In spite of his non-existent Italian vocabulary, Mike assisted the cardinal throughout the Mass. Afterward, the elderly cardinal departed while the remainder of the clergy, servers, choir and local dignitaries assembled for the procession. Mike and the others led the way for the portable shrine of Mary. It took twenty-four men to carry the beautifully encased painting of Mary which had adorned the church for more than two centuries. As I watched, I prayed that those men would hold tight. One slip and the good deacon would have been crushed! As my friends and I followed along, Francesco determined that we would see more of the mile-long procession if we ducked up and down side streets. With that, he led Simona and me every which way. Every time we stopped, we saw another portion of the thousand-person procession. While Francesco documented it all with some amazing photos, I caught my breath until he led Simona and me up another hill. Did I tell you that Altofonte rests on a mountainside? The celebration ended with a flourish of fireworks in the square. Mike and I watched while enjoying a wonderful meal with Pietro’s family.

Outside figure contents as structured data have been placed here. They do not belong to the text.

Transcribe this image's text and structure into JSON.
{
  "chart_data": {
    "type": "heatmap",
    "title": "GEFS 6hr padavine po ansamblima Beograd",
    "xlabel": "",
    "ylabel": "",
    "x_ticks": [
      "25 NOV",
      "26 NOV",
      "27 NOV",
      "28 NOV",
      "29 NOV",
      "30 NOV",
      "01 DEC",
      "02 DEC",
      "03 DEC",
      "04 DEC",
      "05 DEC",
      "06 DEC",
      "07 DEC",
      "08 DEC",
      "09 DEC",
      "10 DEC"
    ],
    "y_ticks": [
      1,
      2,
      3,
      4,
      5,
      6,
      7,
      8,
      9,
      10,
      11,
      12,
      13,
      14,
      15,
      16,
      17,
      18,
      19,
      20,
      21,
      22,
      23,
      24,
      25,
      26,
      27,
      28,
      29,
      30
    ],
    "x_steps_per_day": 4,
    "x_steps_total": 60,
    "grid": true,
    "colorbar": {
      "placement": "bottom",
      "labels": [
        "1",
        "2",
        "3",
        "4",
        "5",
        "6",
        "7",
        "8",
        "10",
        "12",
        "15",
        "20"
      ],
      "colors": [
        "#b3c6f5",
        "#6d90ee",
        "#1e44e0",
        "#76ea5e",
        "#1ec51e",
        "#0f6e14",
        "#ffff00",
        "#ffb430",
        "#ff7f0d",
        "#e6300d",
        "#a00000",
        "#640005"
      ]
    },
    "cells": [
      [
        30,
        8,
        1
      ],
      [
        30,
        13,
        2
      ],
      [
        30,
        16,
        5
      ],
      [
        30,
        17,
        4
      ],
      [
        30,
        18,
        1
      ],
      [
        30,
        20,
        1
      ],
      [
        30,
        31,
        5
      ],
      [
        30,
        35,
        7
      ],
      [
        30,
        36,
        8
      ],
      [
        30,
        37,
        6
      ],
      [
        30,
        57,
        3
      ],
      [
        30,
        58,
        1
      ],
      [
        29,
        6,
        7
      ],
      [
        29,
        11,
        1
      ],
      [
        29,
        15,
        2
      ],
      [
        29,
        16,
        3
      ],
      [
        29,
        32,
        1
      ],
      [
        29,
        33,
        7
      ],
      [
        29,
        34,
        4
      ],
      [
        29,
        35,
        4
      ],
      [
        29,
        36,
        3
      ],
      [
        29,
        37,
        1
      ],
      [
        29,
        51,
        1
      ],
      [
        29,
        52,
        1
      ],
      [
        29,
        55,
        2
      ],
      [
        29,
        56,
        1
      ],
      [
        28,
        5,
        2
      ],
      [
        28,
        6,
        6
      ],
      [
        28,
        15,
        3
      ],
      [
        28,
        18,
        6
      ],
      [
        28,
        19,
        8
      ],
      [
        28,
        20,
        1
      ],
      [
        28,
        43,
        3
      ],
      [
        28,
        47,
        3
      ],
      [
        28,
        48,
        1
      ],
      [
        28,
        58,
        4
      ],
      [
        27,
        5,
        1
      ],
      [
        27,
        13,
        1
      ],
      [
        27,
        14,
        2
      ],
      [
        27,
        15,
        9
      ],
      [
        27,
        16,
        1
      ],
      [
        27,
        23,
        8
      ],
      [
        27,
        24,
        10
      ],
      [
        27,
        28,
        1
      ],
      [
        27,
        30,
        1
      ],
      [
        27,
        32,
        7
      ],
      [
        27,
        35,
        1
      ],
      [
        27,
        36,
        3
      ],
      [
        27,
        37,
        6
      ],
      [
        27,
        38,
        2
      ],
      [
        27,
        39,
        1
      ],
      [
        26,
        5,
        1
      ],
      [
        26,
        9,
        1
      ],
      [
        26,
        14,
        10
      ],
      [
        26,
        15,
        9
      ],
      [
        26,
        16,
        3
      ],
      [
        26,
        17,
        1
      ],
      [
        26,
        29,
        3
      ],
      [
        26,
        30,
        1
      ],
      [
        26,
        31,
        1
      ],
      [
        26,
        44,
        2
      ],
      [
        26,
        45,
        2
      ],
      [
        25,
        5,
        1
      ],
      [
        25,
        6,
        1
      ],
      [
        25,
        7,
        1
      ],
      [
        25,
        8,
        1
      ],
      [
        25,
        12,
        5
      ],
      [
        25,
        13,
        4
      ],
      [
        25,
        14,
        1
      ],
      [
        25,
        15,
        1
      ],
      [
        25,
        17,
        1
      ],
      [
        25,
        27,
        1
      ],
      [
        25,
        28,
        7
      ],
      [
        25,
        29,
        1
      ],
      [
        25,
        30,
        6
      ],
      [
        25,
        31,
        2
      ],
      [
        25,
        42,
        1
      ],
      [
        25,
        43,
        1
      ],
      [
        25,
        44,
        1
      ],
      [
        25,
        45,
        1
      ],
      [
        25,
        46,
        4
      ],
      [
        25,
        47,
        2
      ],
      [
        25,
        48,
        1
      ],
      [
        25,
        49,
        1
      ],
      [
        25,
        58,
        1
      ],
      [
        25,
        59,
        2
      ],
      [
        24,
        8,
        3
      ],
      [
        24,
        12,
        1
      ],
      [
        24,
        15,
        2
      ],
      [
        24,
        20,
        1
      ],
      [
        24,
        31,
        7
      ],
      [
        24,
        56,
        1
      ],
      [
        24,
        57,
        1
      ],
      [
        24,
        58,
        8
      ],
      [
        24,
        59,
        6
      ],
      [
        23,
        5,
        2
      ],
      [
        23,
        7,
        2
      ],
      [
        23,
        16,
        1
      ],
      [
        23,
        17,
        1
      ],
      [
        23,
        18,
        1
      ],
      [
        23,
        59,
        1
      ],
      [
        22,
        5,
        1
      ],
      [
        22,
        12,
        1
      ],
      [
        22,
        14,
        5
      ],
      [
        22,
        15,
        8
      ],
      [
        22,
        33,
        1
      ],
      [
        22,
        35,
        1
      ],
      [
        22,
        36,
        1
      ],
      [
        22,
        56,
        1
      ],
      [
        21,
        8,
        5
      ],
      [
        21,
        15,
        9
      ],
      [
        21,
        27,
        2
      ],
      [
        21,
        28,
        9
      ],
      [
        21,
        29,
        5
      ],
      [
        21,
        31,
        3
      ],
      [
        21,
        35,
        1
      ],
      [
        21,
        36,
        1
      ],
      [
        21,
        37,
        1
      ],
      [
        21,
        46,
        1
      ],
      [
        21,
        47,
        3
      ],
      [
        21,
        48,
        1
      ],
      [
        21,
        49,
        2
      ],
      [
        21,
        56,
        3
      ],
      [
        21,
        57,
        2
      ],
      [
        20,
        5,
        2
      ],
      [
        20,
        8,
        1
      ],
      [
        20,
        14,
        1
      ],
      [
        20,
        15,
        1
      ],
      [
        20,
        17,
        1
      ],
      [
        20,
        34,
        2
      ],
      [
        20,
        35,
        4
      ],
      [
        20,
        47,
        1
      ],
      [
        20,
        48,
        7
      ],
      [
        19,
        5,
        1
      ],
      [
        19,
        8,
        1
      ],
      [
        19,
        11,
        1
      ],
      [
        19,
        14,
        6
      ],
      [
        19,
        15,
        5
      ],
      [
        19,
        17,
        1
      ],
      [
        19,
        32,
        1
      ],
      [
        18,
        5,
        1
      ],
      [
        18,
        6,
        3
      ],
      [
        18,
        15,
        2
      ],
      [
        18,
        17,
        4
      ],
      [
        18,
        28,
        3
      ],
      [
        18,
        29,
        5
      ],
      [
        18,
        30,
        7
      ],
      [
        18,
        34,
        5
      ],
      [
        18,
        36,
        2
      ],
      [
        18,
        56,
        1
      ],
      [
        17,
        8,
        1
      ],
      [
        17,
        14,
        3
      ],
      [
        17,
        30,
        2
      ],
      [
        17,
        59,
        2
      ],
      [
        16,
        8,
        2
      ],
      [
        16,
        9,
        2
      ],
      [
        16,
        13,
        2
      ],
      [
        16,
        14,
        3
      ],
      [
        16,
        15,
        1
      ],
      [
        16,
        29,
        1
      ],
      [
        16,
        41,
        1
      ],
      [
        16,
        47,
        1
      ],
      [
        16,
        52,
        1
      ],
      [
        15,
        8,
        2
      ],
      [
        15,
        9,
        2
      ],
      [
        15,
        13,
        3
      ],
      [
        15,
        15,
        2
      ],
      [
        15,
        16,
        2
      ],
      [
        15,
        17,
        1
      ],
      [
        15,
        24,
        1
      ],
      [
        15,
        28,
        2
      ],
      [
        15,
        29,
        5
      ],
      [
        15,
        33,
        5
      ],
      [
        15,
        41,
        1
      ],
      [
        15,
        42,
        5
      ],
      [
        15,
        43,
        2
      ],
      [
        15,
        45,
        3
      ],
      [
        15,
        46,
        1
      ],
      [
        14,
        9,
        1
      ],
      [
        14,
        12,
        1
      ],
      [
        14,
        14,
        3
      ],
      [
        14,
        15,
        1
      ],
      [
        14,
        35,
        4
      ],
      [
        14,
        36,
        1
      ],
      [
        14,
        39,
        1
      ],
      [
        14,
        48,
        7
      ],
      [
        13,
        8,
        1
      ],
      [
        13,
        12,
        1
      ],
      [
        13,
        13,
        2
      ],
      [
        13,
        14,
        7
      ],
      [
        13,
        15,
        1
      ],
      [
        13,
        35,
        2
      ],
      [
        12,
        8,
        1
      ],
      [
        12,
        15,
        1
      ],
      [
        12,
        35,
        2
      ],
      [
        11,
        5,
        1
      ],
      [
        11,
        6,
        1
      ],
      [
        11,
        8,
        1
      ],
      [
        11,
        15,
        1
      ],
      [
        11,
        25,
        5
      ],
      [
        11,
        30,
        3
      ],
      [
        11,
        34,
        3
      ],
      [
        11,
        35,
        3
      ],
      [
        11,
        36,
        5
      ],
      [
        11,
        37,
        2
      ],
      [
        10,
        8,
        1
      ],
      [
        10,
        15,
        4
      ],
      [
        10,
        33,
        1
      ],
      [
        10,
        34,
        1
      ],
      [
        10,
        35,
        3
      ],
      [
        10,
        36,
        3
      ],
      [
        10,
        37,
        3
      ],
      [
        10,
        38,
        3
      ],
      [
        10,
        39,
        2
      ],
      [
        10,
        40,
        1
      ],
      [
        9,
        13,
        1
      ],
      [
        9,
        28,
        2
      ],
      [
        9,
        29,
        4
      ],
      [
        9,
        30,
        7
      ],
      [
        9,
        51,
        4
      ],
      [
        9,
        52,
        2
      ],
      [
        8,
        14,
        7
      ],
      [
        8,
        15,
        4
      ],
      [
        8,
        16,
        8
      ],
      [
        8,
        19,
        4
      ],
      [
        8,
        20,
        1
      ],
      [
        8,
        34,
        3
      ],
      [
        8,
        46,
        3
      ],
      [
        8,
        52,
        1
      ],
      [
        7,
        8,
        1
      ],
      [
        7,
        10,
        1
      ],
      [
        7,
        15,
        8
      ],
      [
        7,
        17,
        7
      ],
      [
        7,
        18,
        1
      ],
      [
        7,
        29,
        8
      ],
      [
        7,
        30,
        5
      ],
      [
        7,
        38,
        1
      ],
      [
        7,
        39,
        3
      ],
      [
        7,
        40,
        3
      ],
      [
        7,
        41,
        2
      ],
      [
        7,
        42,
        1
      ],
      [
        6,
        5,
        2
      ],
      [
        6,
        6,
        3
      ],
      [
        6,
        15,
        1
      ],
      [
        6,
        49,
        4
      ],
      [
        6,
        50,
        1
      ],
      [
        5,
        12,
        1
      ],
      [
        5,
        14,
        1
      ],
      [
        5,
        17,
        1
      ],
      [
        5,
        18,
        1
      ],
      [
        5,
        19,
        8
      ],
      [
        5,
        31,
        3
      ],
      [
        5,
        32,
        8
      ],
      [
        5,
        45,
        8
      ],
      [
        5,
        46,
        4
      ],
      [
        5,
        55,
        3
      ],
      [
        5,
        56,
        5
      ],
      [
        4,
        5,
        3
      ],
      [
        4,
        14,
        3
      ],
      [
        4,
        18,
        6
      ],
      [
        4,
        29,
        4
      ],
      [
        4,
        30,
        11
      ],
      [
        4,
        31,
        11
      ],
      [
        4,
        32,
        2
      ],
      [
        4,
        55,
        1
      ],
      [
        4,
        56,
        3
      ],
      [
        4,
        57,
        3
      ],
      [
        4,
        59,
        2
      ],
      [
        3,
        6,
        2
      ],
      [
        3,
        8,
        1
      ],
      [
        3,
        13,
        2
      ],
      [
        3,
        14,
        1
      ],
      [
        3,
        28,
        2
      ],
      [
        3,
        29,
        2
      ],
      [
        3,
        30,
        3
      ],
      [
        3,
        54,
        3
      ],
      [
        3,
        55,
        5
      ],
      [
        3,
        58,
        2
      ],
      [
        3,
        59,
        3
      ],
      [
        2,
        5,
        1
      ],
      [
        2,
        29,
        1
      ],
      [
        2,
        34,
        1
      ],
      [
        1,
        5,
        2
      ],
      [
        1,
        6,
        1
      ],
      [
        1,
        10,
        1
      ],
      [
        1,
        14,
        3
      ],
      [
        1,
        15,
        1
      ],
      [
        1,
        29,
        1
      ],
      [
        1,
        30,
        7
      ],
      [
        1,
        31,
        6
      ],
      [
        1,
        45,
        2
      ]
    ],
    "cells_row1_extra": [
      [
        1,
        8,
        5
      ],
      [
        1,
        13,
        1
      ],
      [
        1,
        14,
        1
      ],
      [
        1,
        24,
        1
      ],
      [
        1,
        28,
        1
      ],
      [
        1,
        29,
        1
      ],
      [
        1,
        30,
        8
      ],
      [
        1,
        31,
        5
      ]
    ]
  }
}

I reference our tour and our first day in Altofonte with you because both couldn’t have unfolded more beautifully for Mike and me. We didn’t worry about a thing because we trusted our friends who took care of us. In today’s gospel (Mark 10:35-45), Mark tells us that two of Jesus’ disciples weren’t as trusting of Jesus. James and John concerned themselves with their places among Jesus’ followers. Apparently, the two brothers felt smugly certain of their ranking among the disciples. They considered themselves to be at the top of Jesus’ list. Rather than leaving the planning to Jesus, they insisted upon choosing their own places at his side. I don’t think James and John realized how fortunate they were to be in Jesus’ company. If they’d stopped to enjoy their good fortune, they would have realized that Jesus was already making all of the difference in the world for them. As for Mike and me, we wouldn’t have experienced the fullness of Puglia or Altofonte if we hadn’t relied on the good will of so many others.

In the end, James and John looked beyond their own plans to what Jesus had in store for them. I think they’d tell you today that everything ended well for them. Today, God invites you and me to do the same. Rather than fretting and wringing our hands in the midst of our plans gone awry, God asks us to open our eyes and our hearts to what the moment at hand has in store. Though we can do our best to prepare, sometimes simply embracing the moment that God has prepared for us is enough.